Солнце, залившее лучами весь ток, слепило глаза. Вдоль поля серебристой лентой вилась речка, сейчас сильно обмелевшая, прибрежные плакучие ивы пожухли. На берегу пустынно: не только людей, даже собак и кур не видно. В полдень сюда обычно приходили женщины и дети – стирали белье, мыли посуду. Мужчины, усевшись под деревьями, курили после обеда свои трубки. Почти у каждого дома сидели на пороге люди: ели, пили, переговаривались между собой. Но сейчас у пригретой солнцем речушки царило безмолвие, нарушаемое лишь тихим журчанием воды, и деревня казалась вымершей, словно гора без растительности. Чуть больше месяца болел Тун-бао, а все вокруг изменилось, даже внука не узнать.
Чашка у старика давно опустела, а он продолжал рассеянно водить по ней палочками, глядя на речку, на крытые камышом тихие хижины на берегу. Почему не видно сельчан, над этим старик не задумывался, он только смутно чувствовал, что за время его болезни все изменилось: и сам он, и сноха его, и внук, и родная деревня. Так стало старику горько, что даже грудь заболела. Он поставил чашку, подпер голову руками и весь отдался поглотившим его беспорядочным мыслям.
Дед Тун-бао, бежавший из лагеря «длинноволосых», рассказывал отцу, что «длинноволосые» шныряли по домам и грабили крестьян, поэтому стоило им появиться в деревне, как все прятались, даже куры и собаки.
Недаром, когда в нынешний новый год японские дьяволы захватили Шанхай, сельчане говорили: «Опять «длинноволосые» пришли!» С японцами вроде бы помирились, а чтобы «длинноволосые» появились, этого Тун-бао не слыхал, по крайней мере во время своей болезни. И все же деревня словно вымерла. Еще дед рассказывал, что «длинноволосые» часто уводили крестьян, если те соглашались, и тогда деревни пустели. Может, и сейчас их увели «длинноволосые»?! Тун-бао как-то слышал, что в некоторых местах «длинноволосые» так и остались жить. Но его земляки на них не похожи, все они люди степенные, уважаемые. Неужто эти бандиты побывали здесь, когда ему было совсем худо и он плохо соображал? Нет, что-то не верится.

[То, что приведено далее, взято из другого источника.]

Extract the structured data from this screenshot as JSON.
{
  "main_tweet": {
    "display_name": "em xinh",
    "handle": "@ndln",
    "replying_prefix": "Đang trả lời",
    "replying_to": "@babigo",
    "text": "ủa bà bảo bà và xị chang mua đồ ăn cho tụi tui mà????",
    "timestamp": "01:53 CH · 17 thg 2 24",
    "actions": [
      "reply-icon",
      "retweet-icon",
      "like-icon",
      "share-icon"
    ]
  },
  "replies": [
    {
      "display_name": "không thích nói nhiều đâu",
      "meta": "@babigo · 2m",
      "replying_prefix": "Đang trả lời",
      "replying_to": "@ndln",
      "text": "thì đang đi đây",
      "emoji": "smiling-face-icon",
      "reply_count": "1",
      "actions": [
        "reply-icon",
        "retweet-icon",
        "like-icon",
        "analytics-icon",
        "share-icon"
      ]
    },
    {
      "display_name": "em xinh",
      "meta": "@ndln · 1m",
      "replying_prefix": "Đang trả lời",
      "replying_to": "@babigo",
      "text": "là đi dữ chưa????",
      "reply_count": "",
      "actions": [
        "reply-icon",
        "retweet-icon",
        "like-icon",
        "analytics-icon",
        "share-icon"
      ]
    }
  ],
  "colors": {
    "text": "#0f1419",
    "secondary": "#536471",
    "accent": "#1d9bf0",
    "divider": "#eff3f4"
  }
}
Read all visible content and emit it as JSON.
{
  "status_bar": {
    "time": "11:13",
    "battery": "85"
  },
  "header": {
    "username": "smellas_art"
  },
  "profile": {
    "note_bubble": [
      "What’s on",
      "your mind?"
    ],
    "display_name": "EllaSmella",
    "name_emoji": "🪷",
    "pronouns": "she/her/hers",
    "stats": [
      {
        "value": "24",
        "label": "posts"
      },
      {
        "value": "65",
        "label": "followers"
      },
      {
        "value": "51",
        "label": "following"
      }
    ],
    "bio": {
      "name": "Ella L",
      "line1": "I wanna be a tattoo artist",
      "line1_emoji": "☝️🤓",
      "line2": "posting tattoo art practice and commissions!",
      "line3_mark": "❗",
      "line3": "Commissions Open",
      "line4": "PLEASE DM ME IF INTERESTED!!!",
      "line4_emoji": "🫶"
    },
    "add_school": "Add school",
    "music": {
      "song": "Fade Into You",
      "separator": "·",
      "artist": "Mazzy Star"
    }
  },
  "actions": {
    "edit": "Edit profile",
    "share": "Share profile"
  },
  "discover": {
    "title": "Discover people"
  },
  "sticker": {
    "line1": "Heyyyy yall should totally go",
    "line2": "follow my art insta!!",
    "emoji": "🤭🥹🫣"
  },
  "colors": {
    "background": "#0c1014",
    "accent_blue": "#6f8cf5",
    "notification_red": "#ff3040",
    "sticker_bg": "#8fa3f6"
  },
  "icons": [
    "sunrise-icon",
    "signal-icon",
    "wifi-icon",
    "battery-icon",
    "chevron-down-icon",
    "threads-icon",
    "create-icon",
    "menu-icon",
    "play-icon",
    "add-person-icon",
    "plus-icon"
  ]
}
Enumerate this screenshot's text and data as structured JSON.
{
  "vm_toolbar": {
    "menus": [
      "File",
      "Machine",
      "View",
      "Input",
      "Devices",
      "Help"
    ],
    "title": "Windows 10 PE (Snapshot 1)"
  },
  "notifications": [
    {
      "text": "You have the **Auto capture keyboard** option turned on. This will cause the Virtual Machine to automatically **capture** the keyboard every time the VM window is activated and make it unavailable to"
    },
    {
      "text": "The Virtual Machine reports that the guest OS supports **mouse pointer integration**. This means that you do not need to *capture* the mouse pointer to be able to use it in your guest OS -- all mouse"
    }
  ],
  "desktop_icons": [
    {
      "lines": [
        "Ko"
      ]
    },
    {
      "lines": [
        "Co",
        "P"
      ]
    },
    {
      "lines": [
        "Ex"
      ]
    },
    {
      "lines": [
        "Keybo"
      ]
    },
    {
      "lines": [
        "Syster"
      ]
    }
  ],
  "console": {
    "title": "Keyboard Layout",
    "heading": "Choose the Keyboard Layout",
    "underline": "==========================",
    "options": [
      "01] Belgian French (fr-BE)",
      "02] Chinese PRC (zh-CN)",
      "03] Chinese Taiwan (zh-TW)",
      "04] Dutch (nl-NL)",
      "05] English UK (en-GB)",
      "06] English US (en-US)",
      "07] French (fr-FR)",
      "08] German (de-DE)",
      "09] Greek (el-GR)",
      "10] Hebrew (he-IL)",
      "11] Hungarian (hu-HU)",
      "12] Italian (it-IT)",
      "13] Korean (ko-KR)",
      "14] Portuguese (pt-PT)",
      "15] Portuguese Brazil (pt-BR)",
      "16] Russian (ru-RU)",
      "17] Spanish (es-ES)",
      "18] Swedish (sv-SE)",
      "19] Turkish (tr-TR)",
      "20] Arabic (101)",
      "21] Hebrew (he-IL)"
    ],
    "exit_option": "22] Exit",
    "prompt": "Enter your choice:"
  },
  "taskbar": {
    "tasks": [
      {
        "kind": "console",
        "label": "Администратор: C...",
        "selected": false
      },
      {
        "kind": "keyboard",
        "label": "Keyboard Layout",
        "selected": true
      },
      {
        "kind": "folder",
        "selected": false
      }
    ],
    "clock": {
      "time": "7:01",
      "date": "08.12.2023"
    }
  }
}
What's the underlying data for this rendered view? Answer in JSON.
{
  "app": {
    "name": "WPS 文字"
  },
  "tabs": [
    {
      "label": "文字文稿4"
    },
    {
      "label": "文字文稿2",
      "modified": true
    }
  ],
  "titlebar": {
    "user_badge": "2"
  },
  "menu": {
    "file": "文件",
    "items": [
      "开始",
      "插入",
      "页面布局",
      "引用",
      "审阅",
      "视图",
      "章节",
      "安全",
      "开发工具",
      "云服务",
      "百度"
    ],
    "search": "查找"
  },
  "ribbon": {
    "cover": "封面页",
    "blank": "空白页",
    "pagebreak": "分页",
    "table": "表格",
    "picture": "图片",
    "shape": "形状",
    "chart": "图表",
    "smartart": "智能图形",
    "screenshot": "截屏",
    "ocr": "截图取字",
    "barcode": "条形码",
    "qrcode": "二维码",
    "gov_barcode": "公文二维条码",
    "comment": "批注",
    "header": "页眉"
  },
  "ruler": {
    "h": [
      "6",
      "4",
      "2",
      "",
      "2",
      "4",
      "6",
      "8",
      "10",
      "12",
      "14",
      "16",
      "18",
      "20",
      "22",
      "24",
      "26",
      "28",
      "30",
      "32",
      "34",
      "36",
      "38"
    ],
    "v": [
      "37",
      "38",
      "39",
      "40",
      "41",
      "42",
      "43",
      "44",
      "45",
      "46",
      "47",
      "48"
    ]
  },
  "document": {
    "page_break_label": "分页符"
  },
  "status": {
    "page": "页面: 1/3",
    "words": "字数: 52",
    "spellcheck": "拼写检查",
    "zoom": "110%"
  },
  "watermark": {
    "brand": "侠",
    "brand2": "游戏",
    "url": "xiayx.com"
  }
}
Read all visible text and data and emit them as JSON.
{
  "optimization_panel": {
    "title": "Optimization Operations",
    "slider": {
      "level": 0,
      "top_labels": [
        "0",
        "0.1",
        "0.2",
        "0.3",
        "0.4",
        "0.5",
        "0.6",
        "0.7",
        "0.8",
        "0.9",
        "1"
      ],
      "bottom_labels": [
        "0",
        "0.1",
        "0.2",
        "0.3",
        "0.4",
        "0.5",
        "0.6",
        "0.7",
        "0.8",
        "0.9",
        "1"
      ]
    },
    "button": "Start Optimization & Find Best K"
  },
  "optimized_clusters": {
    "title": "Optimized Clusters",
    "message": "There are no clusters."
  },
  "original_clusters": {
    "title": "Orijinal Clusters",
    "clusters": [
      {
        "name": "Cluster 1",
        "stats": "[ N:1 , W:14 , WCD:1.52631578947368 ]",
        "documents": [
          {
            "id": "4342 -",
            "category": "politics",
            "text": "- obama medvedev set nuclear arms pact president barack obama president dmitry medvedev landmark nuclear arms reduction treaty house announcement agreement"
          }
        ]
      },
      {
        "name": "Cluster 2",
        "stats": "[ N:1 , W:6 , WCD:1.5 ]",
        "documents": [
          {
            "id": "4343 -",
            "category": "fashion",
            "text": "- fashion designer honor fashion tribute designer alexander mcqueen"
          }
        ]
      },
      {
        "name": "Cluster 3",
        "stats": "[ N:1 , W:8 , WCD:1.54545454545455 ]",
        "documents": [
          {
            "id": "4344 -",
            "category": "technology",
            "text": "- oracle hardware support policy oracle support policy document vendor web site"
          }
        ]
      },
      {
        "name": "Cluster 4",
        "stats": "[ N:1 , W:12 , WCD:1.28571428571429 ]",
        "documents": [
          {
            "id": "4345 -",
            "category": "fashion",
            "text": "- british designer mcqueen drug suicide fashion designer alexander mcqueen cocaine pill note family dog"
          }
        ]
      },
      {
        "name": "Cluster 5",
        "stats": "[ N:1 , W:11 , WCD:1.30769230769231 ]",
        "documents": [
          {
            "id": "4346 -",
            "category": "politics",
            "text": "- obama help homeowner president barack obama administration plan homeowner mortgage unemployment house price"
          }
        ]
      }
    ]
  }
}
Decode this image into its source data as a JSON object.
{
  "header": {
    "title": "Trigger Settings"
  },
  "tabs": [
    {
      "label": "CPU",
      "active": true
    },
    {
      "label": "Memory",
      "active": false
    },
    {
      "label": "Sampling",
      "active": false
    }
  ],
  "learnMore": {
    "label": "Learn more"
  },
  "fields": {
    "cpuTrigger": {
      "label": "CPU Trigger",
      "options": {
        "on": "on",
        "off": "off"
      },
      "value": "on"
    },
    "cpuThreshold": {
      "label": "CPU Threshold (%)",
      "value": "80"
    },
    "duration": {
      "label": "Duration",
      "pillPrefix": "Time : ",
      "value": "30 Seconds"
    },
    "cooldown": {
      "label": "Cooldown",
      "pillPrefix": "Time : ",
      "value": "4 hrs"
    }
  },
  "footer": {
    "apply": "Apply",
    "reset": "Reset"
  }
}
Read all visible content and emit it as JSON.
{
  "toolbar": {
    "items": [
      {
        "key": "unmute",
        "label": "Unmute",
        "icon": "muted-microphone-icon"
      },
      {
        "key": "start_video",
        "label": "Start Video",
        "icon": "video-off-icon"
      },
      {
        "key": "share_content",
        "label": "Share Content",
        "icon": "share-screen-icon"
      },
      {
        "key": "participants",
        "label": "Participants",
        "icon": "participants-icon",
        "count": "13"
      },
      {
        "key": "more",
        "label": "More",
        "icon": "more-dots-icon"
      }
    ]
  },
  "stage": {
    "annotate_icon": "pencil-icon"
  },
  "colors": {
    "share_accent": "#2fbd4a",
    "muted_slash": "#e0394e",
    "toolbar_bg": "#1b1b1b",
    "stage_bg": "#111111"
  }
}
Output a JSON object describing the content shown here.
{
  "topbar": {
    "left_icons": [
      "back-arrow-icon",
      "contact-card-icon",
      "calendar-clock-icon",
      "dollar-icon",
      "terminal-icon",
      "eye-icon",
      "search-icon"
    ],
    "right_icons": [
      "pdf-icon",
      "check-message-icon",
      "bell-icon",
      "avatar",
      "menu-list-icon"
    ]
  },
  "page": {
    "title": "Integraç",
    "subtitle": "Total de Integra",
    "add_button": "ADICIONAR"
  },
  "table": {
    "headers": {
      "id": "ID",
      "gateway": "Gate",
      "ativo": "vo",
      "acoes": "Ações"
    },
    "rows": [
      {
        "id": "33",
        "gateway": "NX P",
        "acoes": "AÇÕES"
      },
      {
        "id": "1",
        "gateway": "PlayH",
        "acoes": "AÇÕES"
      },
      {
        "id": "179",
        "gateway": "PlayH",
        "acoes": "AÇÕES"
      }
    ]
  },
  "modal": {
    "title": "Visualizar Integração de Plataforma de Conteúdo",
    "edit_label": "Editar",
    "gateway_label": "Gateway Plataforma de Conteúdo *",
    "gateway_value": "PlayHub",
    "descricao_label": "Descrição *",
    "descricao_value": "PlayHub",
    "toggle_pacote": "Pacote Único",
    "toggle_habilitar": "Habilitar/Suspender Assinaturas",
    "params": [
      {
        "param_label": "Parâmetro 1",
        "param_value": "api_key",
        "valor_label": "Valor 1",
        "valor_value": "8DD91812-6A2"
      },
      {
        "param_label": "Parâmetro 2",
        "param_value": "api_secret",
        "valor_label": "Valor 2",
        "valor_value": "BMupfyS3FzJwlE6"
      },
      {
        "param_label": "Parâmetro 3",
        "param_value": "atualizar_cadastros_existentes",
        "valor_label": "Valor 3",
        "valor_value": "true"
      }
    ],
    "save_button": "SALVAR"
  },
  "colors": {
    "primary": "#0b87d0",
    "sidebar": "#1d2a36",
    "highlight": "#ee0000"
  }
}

Вдруг послышались чьи-то шаги. Старик поднял голову и увидел широкое, словно сплющенное, лицо и глядевшие на него в упор глазки-щелочки. Это пришла соседка, жена Гэнь-шэна, славившаяся своим распутством. Хэ-хуа тоже сильно похудела, но это ей шло, даже глазки-щелочки не казались такими отвратительными. В них старик прочел удивление, смешанное с жалостью. Он тут же вспомнил, как весной, когда крестьяне выкармливали шелкопрядов, Хэ-хуа пыталась сглазить его «драгоценные сокровища». И надо же было, чтобы ее, эту Звезду Белого Тигра, старик первую увидел после болезни. Не дурной ли это знак? Тун-бао презрительно плюнул и отвернулся: глаза бы его не глядели на эту тварь! Но когда через несколько мгновений он повернул голову, женщины уже не было. По ногам скользнул луч солнца, и Тун-бао вспомнил о старшем сыне: А-сы, должно быть, уже в пути и наверняка привезет рису – старик верил, что сыну удалось занять денег. Тун-бао даже чмокнул от удовольствия. По правде говоря, тыквенная каша, которой семья пробавлялась изо дня в день, ему порядком надоела. При одном воспоминании о рисе он глотнул слюну и подумал о внуке, таком исхудавшем и жалком.